An itemized bill is a detailed statement from your provider. It goes into depth on the services, procedures, and supplies used during your medical visit. It breaks down the cost for each item. This is a good thing because you can compare the itemized bill to the EOB. Then you can confirm whether the charges your provider made in the claim are correct. 

As a patient, you have the legal right to get an itemized bill. But you might have to request it. Here’s how to do that: 

  1. Call the provider’s office or billing department.  
  2. Share your full name, date of birth, contact information, and patient ID number if you have it. 
  3. Politely ask for an itemized bill for your medical services. Explain that you would like a detailed breakdown of services, procedures, and supplies and how much they cost.  
  4. Specify how you want to receive the bill (email, fax, mailing address, or through your patient portal). 
  5. If you don’t receive the bill within 1-2 weeks, follow up to check on the status of your request. 

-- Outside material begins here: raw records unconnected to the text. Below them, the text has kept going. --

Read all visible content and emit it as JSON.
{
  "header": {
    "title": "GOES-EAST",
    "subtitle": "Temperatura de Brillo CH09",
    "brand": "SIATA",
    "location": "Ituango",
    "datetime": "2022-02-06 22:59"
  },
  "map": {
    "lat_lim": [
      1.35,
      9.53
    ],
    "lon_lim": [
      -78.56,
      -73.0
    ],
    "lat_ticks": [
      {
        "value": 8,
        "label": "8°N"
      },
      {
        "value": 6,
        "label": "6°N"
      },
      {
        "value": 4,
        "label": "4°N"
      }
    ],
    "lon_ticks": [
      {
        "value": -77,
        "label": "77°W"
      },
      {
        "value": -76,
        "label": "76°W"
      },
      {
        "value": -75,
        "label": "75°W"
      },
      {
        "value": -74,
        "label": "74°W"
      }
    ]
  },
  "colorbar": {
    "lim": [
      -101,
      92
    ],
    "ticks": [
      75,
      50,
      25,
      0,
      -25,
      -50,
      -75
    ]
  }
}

Medical bill errors to watch out for 

  • Incorrect dates. Make sure the day you went in for the medical visit on the EOB and statement match.  
  • Incorrect patient information. Double-check your personal information, including your name, contact information, billing address, and insurance details. 
  • Duplicate charges. Make sure you are not being billed twice for the same procedure, medication, or service. 
  • Inflated quantities. For example, a coder accidentally adds an extra 0, and you end up being charged for 100 pills instead of 10.  
  • Unbundled fees. When multiple services happen at the same time, like a physician’s exam before an endoscopy, they are bundled. Unbundled fees happen when bundled events are coded separately and not together. 
  • Incorrect codes. Coding errors happen all the time. That’s why it’s important to double-check the codes on your itemized bill. The easiest way to search for them is to use the Medicare Code Lookup tool. Enter the code on your bill into the tool and select “All Modifier.” Then, click submit for an explanation of the code. 

You found a mistake – now what?  

If you find any errors, document them.  

Ask your provider for a copy of your medical records. See Medical Records: Why They Matter and How to Request Them.   

You shouldn’t get a bill for anything that isn’t documented in your records. If that happens, talk to your provider’s billing department. 

If that doesn’t work, contact your insurance company. The insurer might be able to fix billing errors directly with your provider.  

If that doesn’t work, and you’re still having a tough time, take a deep breath. You’ve got this!  

Many states have Consumer Assistance Programs (CAPs) that help patients with health insurance problems. CAPs offer direct assistance by phone, direct mail, email, or walk-in locations.  

You can also get help from a patient advocate. They know the ins and outs of the healthcare system and can advocate on your behalf. Visit the Patient Advocate Foundation or call 800-532-5274 to learn more. 

We understand it’s not always easy navigating healthcare. Fortunately, that’s what MediFind is here for, whether that’s finding a good doctor that takes your insurance, figuring out how referrals work, or discovering new ways to tackle medical debt.